His large hands gripped the sheer line. Between his fingers, something shimmered, sheer and shining as insect wings. She blinked as it faded away. His powerful shoulders flexed. In a rush of water, a blur of movement, he surged into the boat.
Her mouth opened and closed silently. Like a fish, she thought, and shivered. Bad analogy.
Morgan folded himself on the bench opposite hers, his big, square knees jutting into her space. Rivulets of water ran down his smooth skin. “You are all right.”
A question? An observation? Or a command?
“Fine. How . . .” She stared, riveted at his feet, ankles, arches, toes. His toes. Between his joints, a faint webbing stretched, iridescent as scales. Oh, God. She forced her gaze to his face. Cleared her throat. “How are you?”
“I am well. Usually, I do not change forms so quickly. The danger of losing concentration is too great. But today I felt anchored. You anchored me.”

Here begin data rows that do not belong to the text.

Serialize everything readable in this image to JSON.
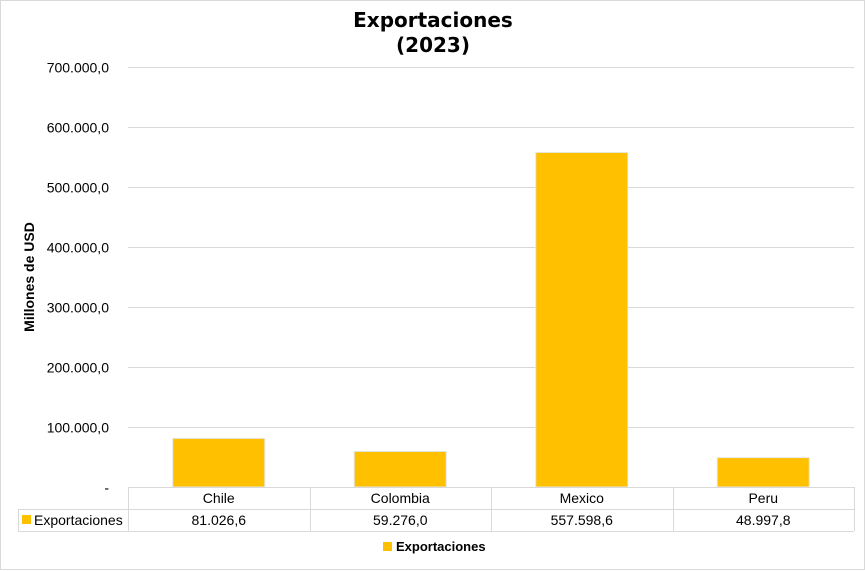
{
  "chart_data": {
    "type": "bar",
    "title_lines": [
      "Exportaciones",
      "(2023)"
    ],
    "ylabel": "Millones de USD",
    "xlabel": "",
    "categories": [
      "Chile",
      "Colombia",
      "Mexico",
      "Peru"
    ],
    "series": [
      {
        "name": "Exportaciones",
        "values": [
          81026.6,
          59276.0,
          557598.6,
          48997.8
        ],
        "display_values": [
          "81.026,6",
          "59.276,0",
          "557.598,6",
          "48.997,8"
        ],
        "color": "#FFC000"
      }
    ],
    "ylim": [
      0,
      700000
    ],
    "yticks": [
      0,
      100000,
      200000,
      300000,
      400000,
      500000,
      600000,
      700000
    ],
    "ytick_labels": [
      "-",
      "100.000,0",
      "200.000,0",
      "300.000,0",
      "400.000,0",
      "500.000,0",
      "600.000,0",
      "700.000,0"
    ],
    "grid": true,
    "data_table": true,
    "legend": {
      "position": "bottom",
      "label": "Exportaciones"
    }
  }
}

She swallowed. “Is that good?”
“Yes.”
“Then I’m glad.”
He studied her face. “You are a remarkable woman.”
“And you are . . .” Impossible. Unthinkable. Unreal.
“Remarkable, too.”
She itched to touch him, ached for the reassurance of his solid flesh. His human flesh. She clasped her hands together tightly in her lap. “I thought you’d have a tail,” she blurted.
“I beg your pardon.”
“You said finfolk. Merfolk. And in Copenhagen, at the statue, you said . . .” She could no longer remember exactly what he’d said at the statue of the Little Mermaid all those years ago. “Anyway, I thought . . .” She gestured toward his legs, encased in wet black denim. Avoided looking at his feet.
“Ah. No. One chooses to be one or the other, a man on land or a creature of the sea,” he explained patiently. “
To be both at the same time denotes a lack of control. I chose the forms most likely to be acceptable to you.”
“Flipper,” she said, only a trace of bitterness in her tone.
His eyes narrowed. “The muc marra and whaleyn were land mammals once. The closest to human of the creatures of the sea.”
She turned his words over in her mind like a child with a shape puzzle, struggling to make things fit. “What?”
“Eons ago, they gave up the land for the ocean. I thought it might help you to know that. To see their choice as right and natural.”
Her focus sharpened. Her maternal instincts woke. She straightened on the narrow seat. “Zack isn’t a dolphin. He’s a fifteen-year-old boy.”
“Already past his first Change.”
“You can’t know that.”
Everything in her rejected what he was saying. They were talking about her baby, her firstborn.
But the pieces fit.
“I saw it. I saw him last night. Elizabeth.” Compassion deepened his voice. “Where do you think he got the lobsters?”
Oh, God.
Her face felt stiff. “I thought he was having trouble adjusting to the change.”
“He was.”
She was too upset to appreciate his irony.
In the distance, an early lobster boat headed home, the chug of its motor traveling over the water. Liz’s mind spun, picking and discarding memories, testing pieces of the puzzle.
“The grief counselor said he was okay. ‘As well as can be expected.’ ” She bit her lip, the small pain a distraction from the ache at her heart. “But about six months after Ben died, Zack changed. His hair color, his hygiene, his clothes.”
Those damn boots, she thought. He never went barefoot anymore. Even in the house, even in the summer, he wore socks.
Morgan nodded. “The Change comes on at adolescence. He would try to control it. Failing that, to hide.”
Liz swallowed painfully. “He started spending all his time in his room. I thought—he’s a teenager. But then his grades dropped. He didn’t want to see his friends.”
“He could not confide in them.”
“He could have come to me.” The hurt burst out of her. “I’m his mother. I’ve always told him he could come to me about anything.”